The Committee may request that any directors, officers or employees of the Corporation, or other persons whose advice and counsel are sought by the Committee, attend any meeting of the Committee to provide such pertinent information as the Committee requests.
The Committee shall have the following responsibilities:
(1) Review from time to time the goals and objectives of the Corporation's compensation plans, and, if the Committee deems it appropriate, amend or recommend that the Board amend these goals and objectives.
(2) Review from time to time the Corporation's compensation plans in light of the Corporation's goals and objectives with respect to such plans, and, if the Committee deems it appropriate, adopt or recommend to the Board the adoption of new incentive-compensation plans, equity-based plans, other compensation plans or amendments to existing plans.
(3) Annually review and approve corporate goals and objectives relevant to the Chief Executive Officer's compensation, evaluate the Chief Executive Officer's performance in light of these goals and objectives, and determine and approve the Chief Executive Officer's compensation level based on this evaluation. These goals and objectives will include specific performance objectives. In determining long-term incentive compensation of the Chief Executive Officer, the Committee will consider the Corporation's performance, relative stockholder return, the value of similar incentive awards to chief executive officers at comparable companies and the awards given to the Chief Executive Officer in past years.
(4) Oversee the evaluation of management of the Corporation, including the other executive officers of the Corporation, and establish the compensation for the Corporation's executive officers and approve the compensation for other key members of management.
(5) Recommend to the Board the appropriate level of compensation and the appropriate mix of cash compensation and equity compensation for Board and Board committee service by non-employee members of the Board.
(6) Provide administration for all equity compensation plans.

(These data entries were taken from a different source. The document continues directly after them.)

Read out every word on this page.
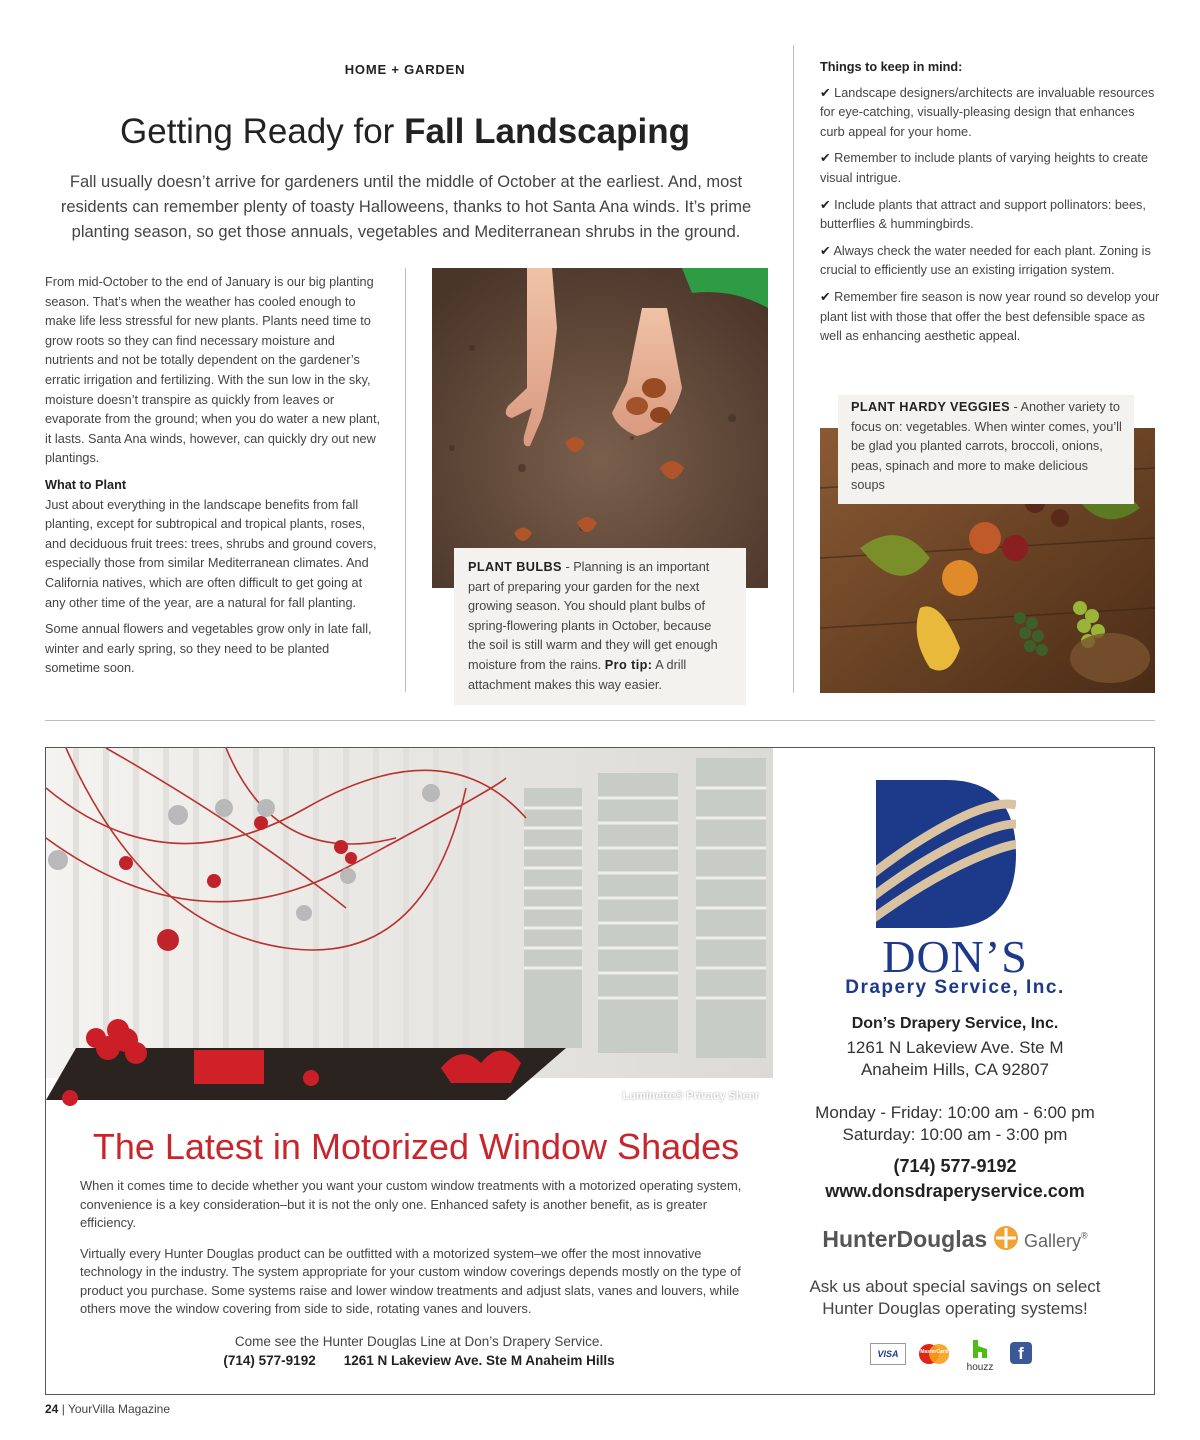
HOME + GARDEN
Getting Ready for Fall Landscaping
Fall usually doesn’t arrive for gardeners until the middle of October at the earliest. And, most residents can remember plenty of toasty Halloweens, thanks to hot Santa Ana winds. It’s prime planting season, so get those annuals, vegetables and Mediterranean shrubs in the ground.

From mid-October to the end of January is our big planting season. That’s when the weather has cooled enough to make life less stressful for new plants. Plants need time to grow roots so they can find necessary moisture and nutrients and not be totally dependent on the gardener’s erratic irrigation and fertilizing. With the sun low in the sky, moisture doesn’t transpire as quickly from leaves or evaporate from the ground; when you do water a new plant, it lasts. Santa Ana winds, however, can quickly dry out new plantings.

What to Plant

Just about everything in the landscape benefits from fall planting, except for subtropical and tropical plants, roses, and deciduous fruit trees: trees, shrubs and ground covers, especially those from similar Mediterranean climates. And California natives, which are often difficult to get going at any other time of the year, are a natural for fall planting.

Some annual flowers and vegetables grow only in late fall, winter and early spring, so they need to be planted sometime soon.

PLANT BULBS - Planning is an important part of preparing your garden for the next growing season. You should plant bulbs of spring-flowering plants in October, because the soil is still warm and they will get enough moisture from the rains. Pro tip: A drill attachment makes this way easier.
Things to keep in mind:
✔ Landscape designers/architects are invaluable resources for eye-catching, visually-pleasing design that enhances curb appeal for your home.
✔ Remember to include plants of varying heights to create visual intrigue.
✔ Include plants that attract and support pollinators: bees, butterflies & hummingbirds.
✔ Always check the water needed for each plant. Zoning is crucial to efficiently use an existing irrigation system.
✔ Remember fire season is now year round so develop your plant list with those that offer the best defensible space as well as enhancing aesthetic appeal.
PLANT HARDY VEGGIES - Another variety to focus on: vegetables. When winter comes, you’ll be glad you planted carrots, broccoli, onions, peas, spinach and more to make delicious soups
Luminette® Privacy Sheer
The Latest in Motorized Window Shades

When it comes time to decide whether you want your custom window treatments with a motorized operating system, convenience is a key consideration–but it is not the only one. Enhanced safety is another benefit, as is greater efficiency.

Virtually every Hunter Douglas product can be outfitted with a motorized system–we offer the most innovative technology in the industry. The system appropriate for your custom window coverings depends mostly on the type of product you purchase. Some systems raise and lower window treatments and adjust slats, vanes and louvers, while others move the window covering from side to side, rotating vanes and louvers.

Come see the Hunter Douglas Line at Don’s Drapery Service.
(714) 577-9192 1261 N Lakeview Ave. Ste M Anaheim Hills
DON’S
Drapery Service, Inc.
Don’s Drapery Service, Inc.
1261 N Lakeview Ave. Ste M
Anaheim Hills, CA 92807
Monday - Friday: 10:00 am - 6:00 pm
Saturday: 10:00 am - 3:00 pm
(714) 577-9192
www.donsdraperyservice.com
HunterDouglas Gallery®
Ask us about special savings on select
Hunter Douglas operating systems!
VISA	MasterCard
houzz
f
24 | YourVilla Magazine
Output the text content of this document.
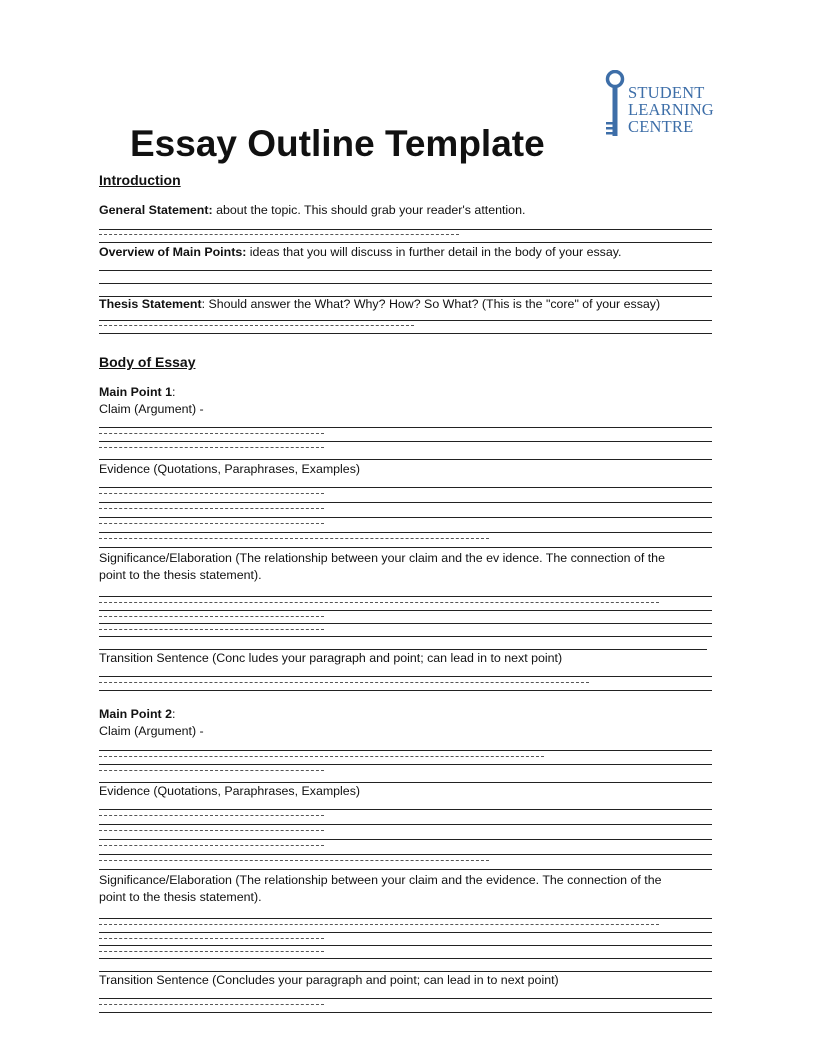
Essay Outline Template
STUDENT
LEARNING
CENTRE
Introduction
General Statement: about the topic. This should grab your reader's attention.
Overview of Main Points: ideas that you will discuss in further detail in the body of your essay.
Thesis Statement: Should answer the What? Why? How? So What? (This is the "core" of your essay)
Body of Essay
Main Point 1:
Claim (Argument) -
Evidence (Quotations, Paraphrases, Examples)
Significance/Elaboration (The relationship between your claim and the ev idence. The connection of the
point to the thesis statement).
Transition Sentence (Conc ludes your paragraph and point; can lead in to next point)
Main Point 2:
Claim (Argument) -
Evidence (Quotations, Paraphrases, Examples)
Significance/Elaboration (The relationship between your claim and the evidence. The connection of the
point to the thesis statement).
Transition Sentence (Concludes your paragraph and point; can lead in to next point)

Act as the final authority for any stock compensation plan
(7) Perform such duties and responsibilities as may be assigned to the Committee under the terms of any executive or employee compensation plan.
(8) Oversee the preparation of, and review, approve and issue, an annual report to shareholders on executive compensation for inclusion in the Corporation's proxy statement, in accordance with all applicable laws, regulations and listing standards.

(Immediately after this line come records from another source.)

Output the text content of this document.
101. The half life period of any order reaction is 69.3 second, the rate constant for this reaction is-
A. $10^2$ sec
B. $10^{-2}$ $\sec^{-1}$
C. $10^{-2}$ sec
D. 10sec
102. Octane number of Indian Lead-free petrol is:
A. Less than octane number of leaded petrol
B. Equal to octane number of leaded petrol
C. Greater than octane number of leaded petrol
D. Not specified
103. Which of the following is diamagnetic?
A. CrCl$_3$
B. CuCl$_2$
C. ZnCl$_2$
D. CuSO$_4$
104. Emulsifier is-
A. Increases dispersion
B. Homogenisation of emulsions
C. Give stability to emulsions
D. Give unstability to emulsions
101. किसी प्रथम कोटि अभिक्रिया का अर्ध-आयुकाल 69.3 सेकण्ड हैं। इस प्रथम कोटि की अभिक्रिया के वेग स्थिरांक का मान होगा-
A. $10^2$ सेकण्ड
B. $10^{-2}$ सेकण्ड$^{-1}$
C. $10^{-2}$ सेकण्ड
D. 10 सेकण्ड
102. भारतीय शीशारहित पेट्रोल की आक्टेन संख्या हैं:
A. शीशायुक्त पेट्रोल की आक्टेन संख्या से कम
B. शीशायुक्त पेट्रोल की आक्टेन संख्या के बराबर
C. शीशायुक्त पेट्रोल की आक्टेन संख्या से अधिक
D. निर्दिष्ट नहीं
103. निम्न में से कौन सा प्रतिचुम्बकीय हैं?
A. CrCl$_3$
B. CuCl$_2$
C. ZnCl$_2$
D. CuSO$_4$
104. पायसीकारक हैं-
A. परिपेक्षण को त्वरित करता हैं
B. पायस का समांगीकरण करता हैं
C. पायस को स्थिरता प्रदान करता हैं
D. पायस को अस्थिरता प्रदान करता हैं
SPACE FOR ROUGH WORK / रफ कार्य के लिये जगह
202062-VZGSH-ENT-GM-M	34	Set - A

(9) Review the Corporation's policies regarding the tax deductibility of compensation paid to the Corporation's executive officers for purposes of Section 162(m) of the Code.

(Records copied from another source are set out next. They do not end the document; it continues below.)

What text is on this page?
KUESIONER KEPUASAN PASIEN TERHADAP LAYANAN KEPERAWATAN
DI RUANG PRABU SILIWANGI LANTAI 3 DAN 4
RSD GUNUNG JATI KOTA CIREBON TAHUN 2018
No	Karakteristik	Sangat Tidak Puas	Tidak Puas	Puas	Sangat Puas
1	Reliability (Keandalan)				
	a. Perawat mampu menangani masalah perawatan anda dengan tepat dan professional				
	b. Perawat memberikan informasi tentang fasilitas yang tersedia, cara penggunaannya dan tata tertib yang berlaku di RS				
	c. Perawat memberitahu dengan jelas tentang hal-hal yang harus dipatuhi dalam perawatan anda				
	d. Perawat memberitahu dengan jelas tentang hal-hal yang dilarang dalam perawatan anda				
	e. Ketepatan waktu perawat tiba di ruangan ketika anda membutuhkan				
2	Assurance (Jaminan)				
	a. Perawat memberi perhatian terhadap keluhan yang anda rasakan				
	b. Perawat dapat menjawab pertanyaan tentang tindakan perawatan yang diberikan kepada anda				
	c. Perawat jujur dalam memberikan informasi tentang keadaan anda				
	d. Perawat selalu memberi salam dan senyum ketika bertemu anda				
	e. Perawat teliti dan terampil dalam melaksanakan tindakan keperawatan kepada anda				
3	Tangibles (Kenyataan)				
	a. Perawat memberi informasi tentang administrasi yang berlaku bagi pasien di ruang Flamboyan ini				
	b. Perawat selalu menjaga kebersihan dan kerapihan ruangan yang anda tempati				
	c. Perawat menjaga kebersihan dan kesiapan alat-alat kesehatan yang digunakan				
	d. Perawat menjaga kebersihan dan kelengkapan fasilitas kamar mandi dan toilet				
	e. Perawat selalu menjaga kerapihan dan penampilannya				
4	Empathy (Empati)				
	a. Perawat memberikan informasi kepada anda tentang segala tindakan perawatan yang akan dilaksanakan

(10) Discharge any other duties and responsibilities delegated to the Committee from time to time.
IV. Investigations and Studies; Outside Advisers
The Committee may conduct or authorize studies of or investigations into matters within the Committee's scope of responsibilities, and may retain, at the Corporation's expense, such counsel or other advisers as it deems necessary (which may, if the Committee deems it appropriate, be the Corporation's regular counsel or advisers). The Committee shall have the authority to retain or terminate a compensation consultant to assist the Committee in carrying out its responsibilities, including authority to approve the consultant's fees and other retention terms, which fees shall be borne by the Corporation.